I due autori del pezzo, Bernadette Sauvaget e Willy Le Devin, parlano del finanziamento dei luoghi di culto musulmani come “un soggetto tabù” e allo stesso tempo “un’ipocrisia francese”, nonostante sia Hollande sia Valls lo considerino un “non-soggetto”. Tuttavia, in seno al Parito socialista, non tutti tengono la bocca cucita a proposito. È il caso di Malek Boutih, deputato dell’Essonne e da sempre allergico al pensiero unico che regna nel suo partito, che nel gennaio scorso aveva rischiato di farsi cacciare per aver denunciato i patti scellerati tra gli “eletti locali corrotti del Ps” e gli “islamonazisti delle cité”. Lo stesso ha fatto un altro deputato socialista di spicco come Razzy Hammadi, che su I-Télé ha attaccato le “vigliaccherie” di “alcuni eletti locali che hanno negoziato la costruzione di moschee in cambio del voto” delle comunità musulmane.
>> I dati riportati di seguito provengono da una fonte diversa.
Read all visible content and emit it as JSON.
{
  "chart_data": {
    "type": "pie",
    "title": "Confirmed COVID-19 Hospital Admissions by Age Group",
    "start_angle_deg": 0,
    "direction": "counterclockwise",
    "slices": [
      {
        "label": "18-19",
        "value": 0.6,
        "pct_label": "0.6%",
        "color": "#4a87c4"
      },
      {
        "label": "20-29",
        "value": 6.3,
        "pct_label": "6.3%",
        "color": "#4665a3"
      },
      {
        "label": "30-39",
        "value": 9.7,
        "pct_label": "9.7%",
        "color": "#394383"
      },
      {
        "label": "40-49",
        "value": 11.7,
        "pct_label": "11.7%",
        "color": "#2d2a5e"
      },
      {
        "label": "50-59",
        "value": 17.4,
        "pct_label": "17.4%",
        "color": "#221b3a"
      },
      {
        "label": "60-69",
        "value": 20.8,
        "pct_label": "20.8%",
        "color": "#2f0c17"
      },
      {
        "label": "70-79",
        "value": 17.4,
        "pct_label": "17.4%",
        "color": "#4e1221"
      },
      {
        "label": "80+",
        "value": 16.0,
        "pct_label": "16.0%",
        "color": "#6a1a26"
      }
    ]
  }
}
[**Video_box_2**]Un ex ministro contattato da Libération ammette senza remore che è stato obbligato a “bidouiller”, cioè a trafficare per portare a termine la costruzione della moschea nella sua città, sia per quanto riguarda l’“interpretazione” della legge sulla laicità del 1905, sia per la ricerca del finanziamento. Finanziamento che, come per la quasi totalità delle moschee esistenti in Francia e di quelle in fase di costruzione, ha necessitato l’apporto di fondi esteri, provenienti per la maggior parte dal Marocco, dall’Algeria e dalla Turchia. Paesi, che oltre a fornire i soldi per costruire materialmente i luoghi di culto musulmani, forniscono anche i loro imam, tramite accordi siglati con Parigi, garantendone lo stipendio.
“I 350 progetti di luoghi di culto musulmani in corso necessitano un miliardo di euro di finanziamenti. Le intense collette durante il ramadan, le elemosine durante la grande preghiera del venerdì, il sostegno degli imprenditori edili musulmani, le quote (molto in voga in questo momento) dei fedeli non sono sufficienti”, scrive Libé. Per questo si rivelano essenziali per ultimare i progetti di moschee le “donazioni estere”, sulla cui provenienza, permane la più totale incertezza e ambiguità. “Oggi non abbiamo alcuna informazione, e sottolineo alcuna, circa la maniera in cui i luoghi di culto che si costruiscono vengono finanziati e in primo luogo le moschee”, ha deto a Libé il senatore centrista (Udi) Hervé Maurey, recentemente autore di un rapporto sui luoghi di culto. “Nessuna regola di trasparenza è mai stata posta. Mettendo delle regole, sapremo finalmente chi finanzia e potremo allo stesso tempo capire perché e con che obiettivo”.